TEMPO.CO, Jakarta - Komisi Pemberantasan Korupsi (KPK) memeriksa 6 saksi dalam penyidikan dugaan tindak pidana korupsi proyek e-KTP atau Kartu Tanda Penduduk berbasis Nomor Induk Kependudukan secara nasional tahun 2011-2012 di Kementerian Dalam Negeri.
"Enam saksi itu diperiksa sebagai saksi untuk tersangka Andi Agustinus (AA)," kata juru bicara KPK Febri Diansyah di Jakarta, Kamis, 6 April 2017.

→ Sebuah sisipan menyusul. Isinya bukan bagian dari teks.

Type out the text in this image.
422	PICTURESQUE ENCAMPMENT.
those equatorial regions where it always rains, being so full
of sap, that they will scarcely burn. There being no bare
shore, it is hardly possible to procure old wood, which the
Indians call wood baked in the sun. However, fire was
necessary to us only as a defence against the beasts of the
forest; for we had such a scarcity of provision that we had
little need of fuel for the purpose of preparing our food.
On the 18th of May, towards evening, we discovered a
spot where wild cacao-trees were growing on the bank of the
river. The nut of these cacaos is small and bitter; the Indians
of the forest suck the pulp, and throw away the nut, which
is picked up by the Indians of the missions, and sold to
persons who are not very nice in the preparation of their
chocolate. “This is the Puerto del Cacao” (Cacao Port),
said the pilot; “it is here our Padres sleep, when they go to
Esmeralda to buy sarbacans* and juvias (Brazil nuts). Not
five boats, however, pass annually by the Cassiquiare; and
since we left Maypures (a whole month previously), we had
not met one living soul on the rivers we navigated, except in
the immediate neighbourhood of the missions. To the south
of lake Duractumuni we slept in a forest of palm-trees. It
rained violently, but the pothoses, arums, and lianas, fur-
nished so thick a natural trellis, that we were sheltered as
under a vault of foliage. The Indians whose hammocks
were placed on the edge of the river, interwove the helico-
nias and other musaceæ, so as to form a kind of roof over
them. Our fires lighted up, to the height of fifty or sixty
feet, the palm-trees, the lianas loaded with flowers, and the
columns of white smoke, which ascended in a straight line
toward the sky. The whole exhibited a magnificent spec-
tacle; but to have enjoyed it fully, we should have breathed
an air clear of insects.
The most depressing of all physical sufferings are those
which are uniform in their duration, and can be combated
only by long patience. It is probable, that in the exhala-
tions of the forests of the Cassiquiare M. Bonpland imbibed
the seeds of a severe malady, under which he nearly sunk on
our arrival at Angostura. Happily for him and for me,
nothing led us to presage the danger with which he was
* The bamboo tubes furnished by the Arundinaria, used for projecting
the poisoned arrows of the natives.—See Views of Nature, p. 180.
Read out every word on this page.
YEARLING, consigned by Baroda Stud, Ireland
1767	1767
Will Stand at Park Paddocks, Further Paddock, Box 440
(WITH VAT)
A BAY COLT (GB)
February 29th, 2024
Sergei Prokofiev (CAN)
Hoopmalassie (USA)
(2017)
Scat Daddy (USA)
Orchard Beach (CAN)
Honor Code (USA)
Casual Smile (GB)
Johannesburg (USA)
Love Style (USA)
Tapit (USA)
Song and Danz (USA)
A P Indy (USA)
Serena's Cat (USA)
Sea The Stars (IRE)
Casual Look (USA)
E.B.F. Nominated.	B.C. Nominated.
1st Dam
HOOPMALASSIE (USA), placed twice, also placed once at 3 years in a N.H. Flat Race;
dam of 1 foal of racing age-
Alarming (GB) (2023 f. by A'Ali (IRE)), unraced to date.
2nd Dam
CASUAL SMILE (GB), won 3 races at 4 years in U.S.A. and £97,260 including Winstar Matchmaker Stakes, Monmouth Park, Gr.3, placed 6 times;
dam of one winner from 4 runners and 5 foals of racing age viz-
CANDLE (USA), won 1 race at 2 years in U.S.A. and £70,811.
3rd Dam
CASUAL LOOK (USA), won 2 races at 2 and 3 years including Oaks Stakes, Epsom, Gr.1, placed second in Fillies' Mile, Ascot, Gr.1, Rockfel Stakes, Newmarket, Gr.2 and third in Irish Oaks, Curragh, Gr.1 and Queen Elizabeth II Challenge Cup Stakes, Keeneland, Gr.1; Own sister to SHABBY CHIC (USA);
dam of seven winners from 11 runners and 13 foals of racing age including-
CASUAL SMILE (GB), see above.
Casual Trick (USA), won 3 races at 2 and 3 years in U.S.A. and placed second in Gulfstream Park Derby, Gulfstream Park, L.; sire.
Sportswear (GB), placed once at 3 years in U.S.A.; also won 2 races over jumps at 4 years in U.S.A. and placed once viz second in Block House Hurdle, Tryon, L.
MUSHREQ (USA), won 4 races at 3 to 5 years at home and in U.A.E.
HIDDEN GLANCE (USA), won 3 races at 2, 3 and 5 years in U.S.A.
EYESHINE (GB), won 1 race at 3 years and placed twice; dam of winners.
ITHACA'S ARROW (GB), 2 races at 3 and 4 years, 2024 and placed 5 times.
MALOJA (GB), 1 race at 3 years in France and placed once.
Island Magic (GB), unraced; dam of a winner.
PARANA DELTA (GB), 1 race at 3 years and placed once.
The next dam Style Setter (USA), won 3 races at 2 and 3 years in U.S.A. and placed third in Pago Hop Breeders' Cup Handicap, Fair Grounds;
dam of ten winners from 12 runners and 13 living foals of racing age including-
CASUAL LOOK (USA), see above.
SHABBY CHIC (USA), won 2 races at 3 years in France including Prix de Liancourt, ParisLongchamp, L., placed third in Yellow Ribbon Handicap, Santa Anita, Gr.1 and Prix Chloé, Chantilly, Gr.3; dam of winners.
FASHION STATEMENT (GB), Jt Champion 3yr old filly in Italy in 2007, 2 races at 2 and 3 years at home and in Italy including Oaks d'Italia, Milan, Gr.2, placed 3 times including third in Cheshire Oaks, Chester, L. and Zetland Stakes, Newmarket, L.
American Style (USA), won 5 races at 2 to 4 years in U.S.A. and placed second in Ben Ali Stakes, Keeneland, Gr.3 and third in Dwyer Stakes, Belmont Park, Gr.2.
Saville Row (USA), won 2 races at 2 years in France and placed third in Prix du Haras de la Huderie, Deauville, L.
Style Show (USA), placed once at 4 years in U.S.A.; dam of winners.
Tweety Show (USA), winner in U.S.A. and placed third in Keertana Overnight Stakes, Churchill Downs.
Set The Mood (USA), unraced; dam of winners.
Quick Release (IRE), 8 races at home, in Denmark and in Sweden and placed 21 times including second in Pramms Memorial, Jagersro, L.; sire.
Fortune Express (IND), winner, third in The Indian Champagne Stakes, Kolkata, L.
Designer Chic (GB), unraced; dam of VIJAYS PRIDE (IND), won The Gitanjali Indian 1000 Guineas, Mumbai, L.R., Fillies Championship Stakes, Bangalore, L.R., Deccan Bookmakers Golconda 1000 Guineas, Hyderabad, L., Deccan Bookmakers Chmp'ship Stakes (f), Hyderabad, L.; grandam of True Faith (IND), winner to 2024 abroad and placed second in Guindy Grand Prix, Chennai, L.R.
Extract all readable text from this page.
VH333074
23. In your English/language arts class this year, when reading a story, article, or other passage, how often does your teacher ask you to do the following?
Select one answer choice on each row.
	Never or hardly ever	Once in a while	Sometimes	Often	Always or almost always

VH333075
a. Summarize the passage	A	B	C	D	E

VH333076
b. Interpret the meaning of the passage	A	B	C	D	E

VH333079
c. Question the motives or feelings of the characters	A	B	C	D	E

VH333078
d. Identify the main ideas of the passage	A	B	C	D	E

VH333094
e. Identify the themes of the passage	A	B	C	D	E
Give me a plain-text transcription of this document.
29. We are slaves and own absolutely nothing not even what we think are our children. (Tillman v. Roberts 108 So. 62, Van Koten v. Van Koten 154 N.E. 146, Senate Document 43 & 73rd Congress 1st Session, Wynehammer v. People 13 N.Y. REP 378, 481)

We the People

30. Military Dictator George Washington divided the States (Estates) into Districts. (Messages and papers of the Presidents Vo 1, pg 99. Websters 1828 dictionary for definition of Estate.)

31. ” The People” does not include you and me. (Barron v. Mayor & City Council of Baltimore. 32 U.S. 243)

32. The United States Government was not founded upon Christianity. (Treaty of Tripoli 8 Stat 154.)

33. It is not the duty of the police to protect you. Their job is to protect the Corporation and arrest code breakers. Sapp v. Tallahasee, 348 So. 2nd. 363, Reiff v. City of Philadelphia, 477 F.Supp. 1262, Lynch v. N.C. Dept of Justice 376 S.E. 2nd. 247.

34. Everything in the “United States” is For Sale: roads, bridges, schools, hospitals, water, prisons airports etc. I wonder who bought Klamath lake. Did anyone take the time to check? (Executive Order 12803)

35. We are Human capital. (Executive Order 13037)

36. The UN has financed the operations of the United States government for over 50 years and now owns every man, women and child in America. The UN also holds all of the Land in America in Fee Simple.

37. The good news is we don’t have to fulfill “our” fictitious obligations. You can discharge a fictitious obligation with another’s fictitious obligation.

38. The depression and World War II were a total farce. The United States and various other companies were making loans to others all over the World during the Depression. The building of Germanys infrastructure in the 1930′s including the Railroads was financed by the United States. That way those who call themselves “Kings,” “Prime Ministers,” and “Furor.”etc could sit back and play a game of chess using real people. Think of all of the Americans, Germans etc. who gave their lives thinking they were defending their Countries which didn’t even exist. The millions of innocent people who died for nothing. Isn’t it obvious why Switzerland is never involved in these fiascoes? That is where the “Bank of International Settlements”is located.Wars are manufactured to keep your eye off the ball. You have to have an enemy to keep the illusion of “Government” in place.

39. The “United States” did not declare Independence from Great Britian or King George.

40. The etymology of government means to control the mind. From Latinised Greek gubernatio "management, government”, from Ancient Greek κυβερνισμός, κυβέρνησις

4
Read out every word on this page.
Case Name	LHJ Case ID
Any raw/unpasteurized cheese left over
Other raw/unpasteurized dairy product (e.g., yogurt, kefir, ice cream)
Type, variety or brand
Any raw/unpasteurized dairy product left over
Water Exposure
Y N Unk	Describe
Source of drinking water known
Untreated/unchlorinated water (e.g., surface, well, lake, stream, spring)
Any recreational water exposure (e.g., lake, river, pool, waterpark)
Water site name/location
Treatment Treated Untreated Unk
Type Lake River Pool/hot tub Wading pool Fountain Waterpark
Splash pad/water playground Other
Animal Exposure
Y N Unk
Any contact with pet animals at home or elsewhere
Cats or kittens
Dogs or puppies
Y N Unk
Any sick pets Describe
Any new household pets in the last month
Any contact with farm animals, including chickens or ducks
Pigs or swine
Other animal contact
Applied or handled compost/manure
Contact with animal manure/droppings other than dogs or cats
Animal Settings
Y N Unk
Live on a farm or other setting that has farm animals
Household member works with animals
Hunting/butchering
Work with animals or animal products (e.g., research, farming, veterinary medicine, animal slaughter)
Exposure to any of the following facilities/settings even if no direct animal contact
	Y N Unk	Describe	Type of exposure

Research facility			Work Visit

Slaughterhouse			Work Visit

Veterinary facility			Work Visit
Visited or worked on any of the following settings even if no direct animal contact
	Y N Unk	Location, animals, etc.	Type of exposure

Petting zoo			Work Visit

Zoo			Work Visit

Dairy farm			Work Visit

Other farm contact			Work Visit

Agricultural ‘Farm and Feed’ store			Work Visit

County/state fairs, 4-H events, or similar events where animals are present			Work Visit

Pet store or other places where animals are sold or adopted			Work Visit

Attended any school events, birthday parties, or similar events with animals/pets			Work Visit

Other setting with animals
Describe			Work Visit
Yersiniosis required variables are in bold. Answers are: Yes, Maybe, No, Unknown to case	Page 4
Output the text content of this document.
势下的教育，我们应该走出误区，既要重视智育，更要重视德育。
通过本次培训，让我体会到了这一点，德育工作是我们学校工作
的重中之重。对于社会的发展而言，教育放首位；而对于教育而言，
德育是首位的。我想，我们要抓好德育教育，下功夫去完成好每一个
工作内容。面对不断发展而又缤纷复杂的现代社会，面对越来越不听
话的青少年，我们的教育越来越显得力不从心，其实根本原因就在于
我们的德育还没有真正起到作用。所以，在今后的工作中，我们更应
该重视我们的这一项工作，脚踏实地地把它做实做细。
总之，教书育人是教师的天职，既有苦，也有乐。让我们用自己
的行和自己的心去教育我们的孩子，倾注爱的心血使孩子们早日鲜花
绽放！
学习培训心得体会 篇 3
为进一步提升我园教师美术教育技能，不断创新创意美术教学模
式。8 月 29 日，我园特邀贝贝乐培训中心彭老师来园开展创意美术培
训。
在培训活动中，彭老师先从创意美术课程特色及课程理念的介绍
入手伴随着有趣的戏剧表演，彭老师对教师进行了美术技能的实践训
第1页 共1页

Baca juga: Kasus E-KTP, Pengancam Miryam Masuk Dakwaan
Enam saksi yang diperiksa itu adalah Dwidharma Priyasta, Pegawai Negeri Sipil Perekayasa Madya IVA Badan Pengkajian dan Penerapan Teknologi (BPPT); Munawar Ahmad, Dosen Tetap Institut Teknologi Bandung (ITB); dan Gembong Satrio Wibowanto, Staf Peneliti Pengembangan dan Rekayasa Pusat Teknologi Informasi dan Komunikasi BPPT .
Selanjutnya Tri Sampurno, Pegawai Negeri Sipil BPPT; FX Garmaya Sabarling, Pegawai Negeri Sipil Direktorat Jenderal Kependudukan dan Pencatatan Sipil Kementerian Dalam Negeri; dan Husni Fahmi, Staf Pusat Teknologi Informasi dan Komunikasi BPPT .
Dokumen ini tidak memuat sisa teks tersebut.